ドレイの解放
異能者ショーカイのフネが、島のミナトにたいして着いたとき、もはや島は、カンゼンに、キリガクレとエルヒーたちの制圧下に置かれていた。
「ご苦労さまです、キリガクレさん。いちおう、ショーカイのニンゲンとはわからないように、一般のフネを借りて、ここまできたんですが。そのひつようはなさそうですね」
「ええ、もうそのひつようはありません。大っぴらにしていただいて、大丈夫ですよ」
「ワタシは、ササキといいますが、コレはなんというか、すさまじいですな。ミナトにあるフネは、すべてハカイされており、しかも、島にいるニンゲンが、勢ぞろいしている」
「かれらは、この島のなかに監禁されて、違法な強制労働をさせられ、ドレイのような状態だったヒトたちです。
そして、この島にいた、違法行為をしていたニンゲンは、全員拘束してありますので、あんしんしてください」
「そうですか。というか、チョット待ってもらってよろしいですか。アナタにたいして依頼したのは、あくまでも、島の調査だったはずですが」
「たしかに。ですが、キケンが伴うために、どうしても、戦闘行為が発生してしまいました。そして、その結果として、この違法な施設を、カイメツすることになったんですよ」
「カイメツ、ですか」
「そうです、カイメツです。ヤマのなかに施設があったんですが、もはやカンゼンにハカイされております。かつ、ヤマがくずれて、土砂のなかに埋まっています」
「すると、アナタひとりで、この施設をつぶしたんですか?」
「いえ、ワタシがどうこうした。というよりは、ワタシが潜入捜査をしているあいだに、ドレイたちの反乱がおきましてね。ソレに巻きこまれて、結果的に、この施設をつぶすカタチになりました」
「ちなみに、この施設の主犯格は、どうなりましたか?」
「死にました」
「死んだ?」
「ええ」
こういうと、キリガクレはササキを、ミナトにある広場にたいして案内した。
「アレは、なんですか?」
「この施設の主犯格のニンゲンです」
「ハリツケにされてますが、カンゼンに死んでますよね?アナタがコロシたんですか?」
「ワタシがコロシたワケじゃないですよ。反乱がおきたときに、ワタシもアイツとたたかいましたがね。反乱が成功したあとに、ドレイたちの怒りが収まらず、かれらによって、処刑されました」
「処刑ですか」
「とまあ、こういう次第なんですが。ササキさんにひとつ、おねがいがあるんですが」
「なんでしょうか?」
「見てのとおり、たくさんのドレイが、この島では、強制労働をさせられ、監禁されていました。かれらを、この島から解放すべきだとおもうんですが、どうでしょうか?」
「そりゃまあ、違法なドレイ労働がおこなわれていた以上、解放されたドレイを自由にするのは、アタリマエとはおもうんですが」
「ですよね?ですから、かれらをこの島からだすためのフネを、ショーカイで用意していただけないでしょうか?

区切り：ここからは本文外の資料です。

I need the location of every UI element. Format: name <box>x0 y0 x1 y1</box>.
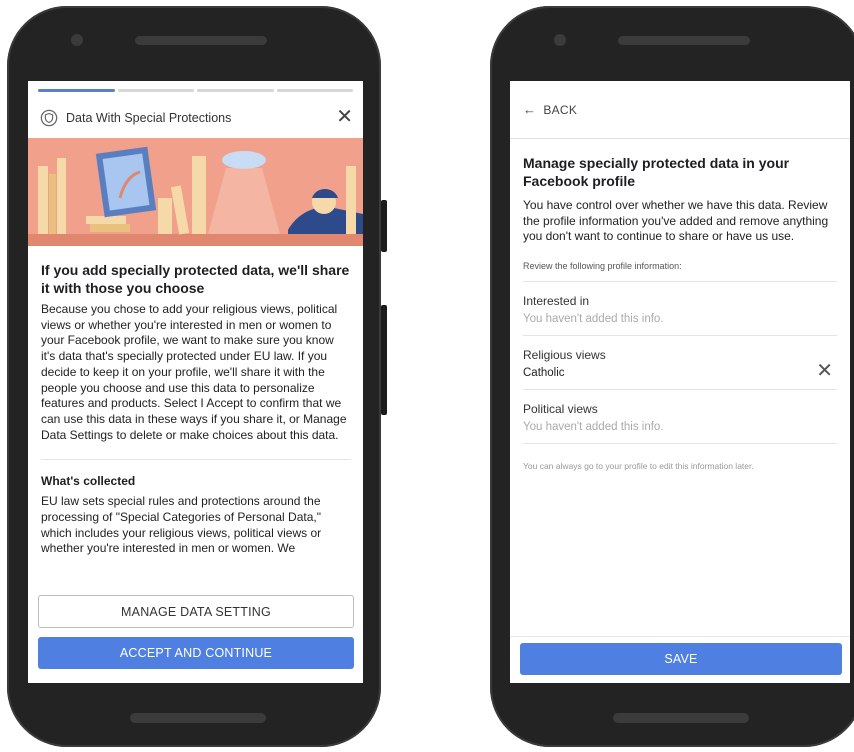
progress-step <box>197 89 274 92</box>
side-button <box>381 305 387 415</box>
save-button[interactable]: SAVE <box>520 643 842 675</box>
field-label: Interested in <box>523 294 590 309</box>
accept-continue-button[interactable]: ACCEPT AND CONTINUE <box>38 637 354 669</box>
footnote: You can always go to your profile to edi… <box>523 461 754 472</box>
section-title: What's collected <box>41 474 136 489</box>
close-icon[interactable]: ✕ <box>336 107 353 127</box>
manage-content: Manage specially protected data in your … <box>523 154 837 472</box>
field-value: You haven't added this info. <box>523 421 664 434</box>
bottom-speaker <box>130 713 266 723</box>
camera <box>554 34 566 46</box>
screen-right: ← BACK Manage specially protected data i… <box>510 81 850 683</box>
manage-data-button[interactable]: MANAGE DATA SETTING <box>38 595 354 628</box>
back-label: BACK <box>543 102 578 117</box>
body-text: You have control over whether we have th… <box>523 198 829 244</box>
progress-step <box>117 89 194 92</box>
progress-step <box>276 89 353 92</box>
field-religious-views[interactable]: Religious views Catholic ✕ <box>523 336 837 391</box>
screen-left: Data With Special Protections ✕ If you a… <box>28 81 363 683</box>
back-button[interactable]: ← BACK <box>510 81 850 139</box>
field-value: Catholic <box>523 367 565 380</box>
field-value: You haven't added this info. <box>523 313 664 326</box>
side-button <box>381 200 387 252</box>
progress-step <box>38 89 115 92</box>
field-label: Religious views <box>523 348 606 363</box>
review-label: Review the following profile information… <box>523 261 682 272</box>
bottom-speaker <box>613 713 749 723</box>
phone-right: ← BACK Manage specially protected data i… <box>490 6 854 747</box>
speaker <box>135 36 267 45</box>
back-arrow-icon: ← <box>523 102 537 117</box>
dialog-header: Data With Special Protections ✕ <box>28 99 363 137</box>
field-label: Political views <box>523 402 598 417</box>
illustration <box>28 138 363 246</box>
body-text: Because you chose to add your religious … <box>41 302 347 442</box>
shield-icon <box>40 109 58 127</box>
divider <box>41 459 351 461</box>
remove-icon[interactable]: ✕ <box>816 358 833 383</box>
section-text: EU law sets special rules and protection… <box>41 494 322 556</box>
field-political-views[interactable]: Political views You haven't added this i… <box>523 390 837 445</box>
dialog-content: If you add specially protected data, we'… <box>41 261 351 557</box>
illustration-banner <box>28 138 363 246</box>
field-interested-in[interactable]: Interested in You haven't added this inf… <box>523 282 837 337</box>
speaker <box>618 36 750 45</box>
page-title: If you add specially protected data, we'… <box>41 262 350 296</box>
stage: Data With Special Protections ✕ If you a… <box>0 0 854 752</box>
page-title: Manage specially protected data in your … <box>523 155 790 189</box>
phone-left: Data With Special Protections ✕ If you a… <box>7 6 381 747</box>
camera <box>71 34 83 46</box>
step-progress <box>38 89 353 92</box>
dialog-title: Data With Special Protections <box>66 111 232 125</box>
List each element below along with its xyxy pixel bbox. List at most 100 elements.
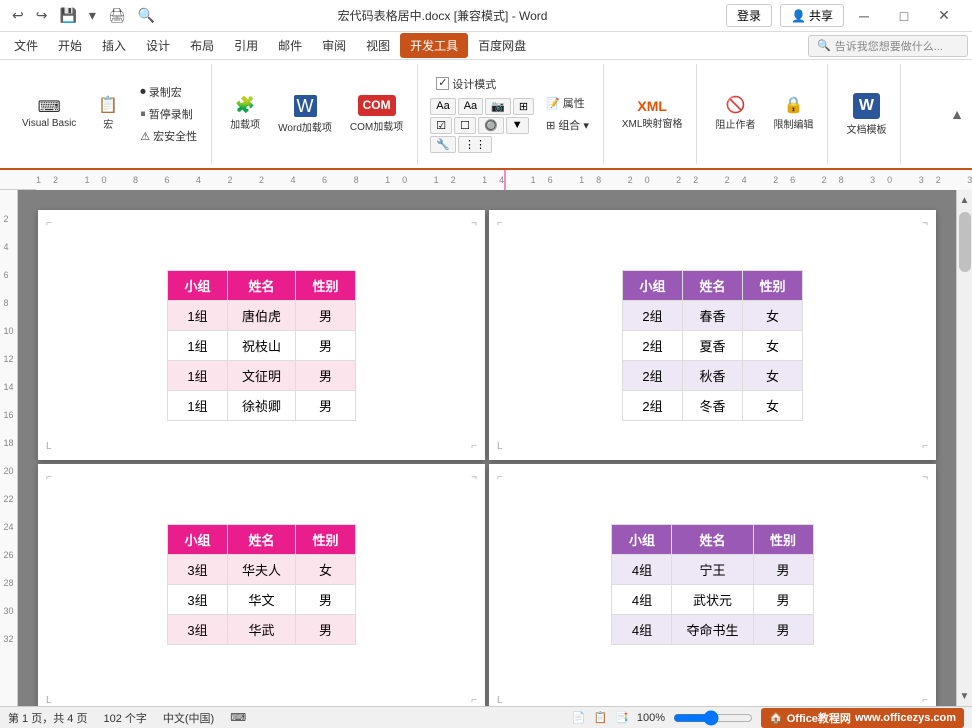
table3-row3-group: 3组 — [167, 615, 227, 645]
block-icon: 🚫 — [725, 98, 745, 114]
corner-br-1: ⌐ — [471, 441, 477, 452]
redo-btn[interactable]: ↪ — [32, 5, 52, 26]
table2-header-gender: 性别 — [743, 271, 803, 301]
record-icon: ⏺ — [140, 86, 146, 99]
table-2: 小组 姓名 性别 2组 春香 女 2组 夏香 女 2 — [622, 270, 803, 421]
ctrl-btn-9[interactable]: 🔧 — [430, 136, 456, 153]
customize-btn[interactable]: ▾ — [85, 5, 100, 26]
zoom-slider[interactable] — [673, 710, 753, 726]
word-template-icon: W — [853, 93, 880, 119]
table1-header-group: 小组 — [167, 271, 227, 301]
pause-recording-btn[interactable]: ⏸ 暂停录制 — [134, 104, 203, 124]
close-btn[interactable]: ✕ — [924, 0, 964, 32]
undo-btn[interactable]: ↩ — [8, 5, 28, 26]
ctrl-btn-3[interactable]: 📷 — [485, 98, 511, 115]
ribbon-collapse-btn[interactable]: ▲ — [950, 106, 964, 122]
table2-row4-name: 冬香 — [683, 391, 743, 421]
print-btn[interactable]: 🖨 — [104, 5, 130, 26]
menu-home[interactable]: 开始 — [48, 33, 92, 58]
table1-row1-gender: 男 — [296, 301, 356, 331]
block-authors-btn[interactable]: 🚫 阻止作者 — [709, 95, 761, 134]
ctrl-btn-7[interactable]: 🔘 — [478, 117, 504, 134]
menu-file[interactable]: 文件 — [4, 33, 48, 58]
table2-row3-group: 2组 — [623, 361, 683, 391]
scroll-down-btn[interactable]: ▼ — [957, 688, 972, 704]
scroll-up-btn[interactable]: ▲ — [957, 192, 972, 208]
corner-bl-2: L — [497, 441, 503, 452]
corner-bl-4: L — [497, 695, 503, 706]
page-1: ⌐ ¬ 小组 姓名 性别 1组 唐伯虎 男 1组 祝枝 — [38, 210, 485, 460]
view-read-btn[interactable]: 📋 — [594, 711, 608, 724]
macro-security-btn[interactable]: ⚠ 宏安全性 — [134, 126, 203, 146]
table1-row4-gender: 男 — [296, 391, 356, 421]
ctrl-btn-6[interactable]: ☐ — [454, 117, 476, 134]
properties-btn[interactable]: 📝 属性 — [540, 93, 595, 113]
vertical-scrollbar[interactable]: ▲ ▼ — [956, 190, 972, 706]
corner-tr-4: ¬ — [922, 472, 928, 483]
design-mode-btn[interactable]: 设计模式 — [430, 74, 534, 94]
lock-icon: 🔒 — [783, 98, 803, 114]
menu-design[interactable]: 设计 — [136, 33, 180, 58]
table4-row1-name: 宁王 — [672, 555, 753, 585]
menu-view[interactable]: 视图 — [356, 33, 400, 58]
table1-row1-group: 1组 — [167, 301, 227, 331]
menu-review[interactable]: 审阅 — [312, 33, 356, 58]
com-addins-btn[interactable]: COM COM加载项 — [344, 92, 409, 135]
properties-icon: 📝 — [546, 97, 560, 110]
table2-row2-name: 夏香 — [683, 331, 743, 361]
ctrl-btn-5[interactable]: ☑ — [430, 117, 452, 134]
corner-tl-3: ⌐ — [46, 472, 52, 483]
ctrl-btn-4[interactable]: ⊞ — [513, 98, 534, 115]
scroll-thumb[interactable] — [959, 212, 971, 272]
ctrl-btn-1[interactable]: Aa — [430, 98, 455, 115]
xml-mapping-btn[interactable]: XML XML映射窗格 — [616, 96, 689, 133]
menu-layout[interactable]: 布局 — [180, 33, 224, 58]
table2-row3-gender: 女 — [743, 361, 803, 391]
table4-row3-group: 4组 — [612, 615, 672, 645]
combine-btn[interactable]: ⊞ 组合 ▾ — [540, 115, 595, 135]
language: 中文(中国) — [163, 710, 214, 726]
table4-header-group: 小组 — [612, 525, 672, 555]
corner-tr-1: ¬ — [471, 218, 477, 229]
addins-btn[interactable]: 🧩 加载项 — [224, 95, 266, 134]
table4-row3-gender: 男 — [753, 615, 813, 645]
signin-button[interactable]: 登录 — [726, 4, 772, 27]
menu-references[interactable]: 引用 — [224, 33, 268, 58]
office-badge: 🏠 Office教程网 www.officezys.com — [761, 708, 964, 728]
table4-row3-name: 夺命书生 — [672, 615, 753, 645]
doc-template-btn[interactable]: W 文档模板 — [840, 90, 892, 139]
maximize-btn[interactable]: □ — [884, 0, 924, 32]
menu-insert[interactable]: 插入 — [92, 33, 136, 58]
search-bar[interactable]: 🔍 告诉我您想要做什么... — [808, 35, 968, 57]
corner-tl-4: ⌐ — [497, 472, 503, 483]
share-icon: 👤 — [791, 9, 806, 23]
table1-row2-gender: 男 — [296, 331, 356, 361]
table2-row1-name: 春香 — [683, 301, 743, 331]
ctrl-btn-2[interactable]: Aa — [458, 98, 483, 115]
word-addins-btn[interactable]: W Word加载项 — [272, 92, 338, 137]
corner-bl-3: L — [46, 695, 52, 706]
pause-icon: ⏸ — [140, 108, 146, 121]
menu-baidu[interactable]: 百度网盘 — [468, 33, 536, 58]
view-web-btn[interactable]: 📑 — [615, 711, 629, 724]
macro-btn[interactable]: 📋 宏 — [88, 95, 128, 134]
ctrl-btn-8[interactable]: ▼ — [506, 117, 529, 134]
corner-br-4: ⌐ — [922, 695, 928, 706]
restrict-edit-btn[interactable]: 🔒 限制编辑 — [767, 95, 819, 134]
table4-row1-group: 4组 — [612, 555, 672, 585]
preview-btn[interactable]: 🔍 — [134, 5, 159, 26]
macro-icon: 📋 — [98, 98, 118, 114]
menu-developer[interactable]: 开发工具 — [400, 33, 468, 58]
view-print-btn[interactable]: 📄 — [572, 711, 586, 724]
visual-basic-btn[interactable]: ⌨ Visual Basic — [16, 97, 82, 132]
ctrl-btn-10[interactable]: ⋮⋮ — [458, 136, 492, 153]
page-4: ⌐ ¬ 小组 姓名 性别 4组 宁王 男 4组 武状元 — [489, 464, 936, 706]
save-btn[interactable]: 💾 — [55, 5, 80, 26]
ribbon-group-addins: 🧩 加载项 W Word加载项 COM COM加载项 加载项 — [216, 64, 418, 164]
table3-row2-gender: 男 — [296, 585, 356, 615]
record-macro-btn[interactable]: ⏺ 录制宏 — [134, 82, 203, 102]
table3-row2-group: 3组 — [167, 585, 227, 615]
menu-mail[interactable]: 邮件 — [268, 33, 312, 58]
share-button[interactable]: 👤 共享 — [780, 4, 844, 27]
minimize-btn[interactable]: ─ — [844, 0, 884, 32]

そして、これからのかれらのじんせいが、どうなるのかは各々でしょうが。できればシゴトやせいかつの点で、援助をしていただけないでしょうか?」
「ソレはまあ、こういう事態とわかった以上、異能者ショーカイとしても、協力はしたいとおもいますよ」
「アリガトウございます。できれば、はやくドレイたちを島からだしてあげてください。長年の過酷な強制労働で、カラダのケンコウを害しているニンゲンもいます。ソレに、この場所にたいして留まっていると、イヤなこともおもいだすでしょうし」
「ソレは、ごもっともですね。わかりました、いそぎましょう。いそいでドレイたちをはこぶフネを、この島にたいして、持ってくるようにつたえます」
「それでは、ワタシが調査して手にいれた、この島でおこなわれていた悪事や、犯罪行為をしめす証拠書類を確保してありますので、ソレをお見せしますね」
こういうと、キリガクレはササキを、ミナトにあるタテモノにつれていった。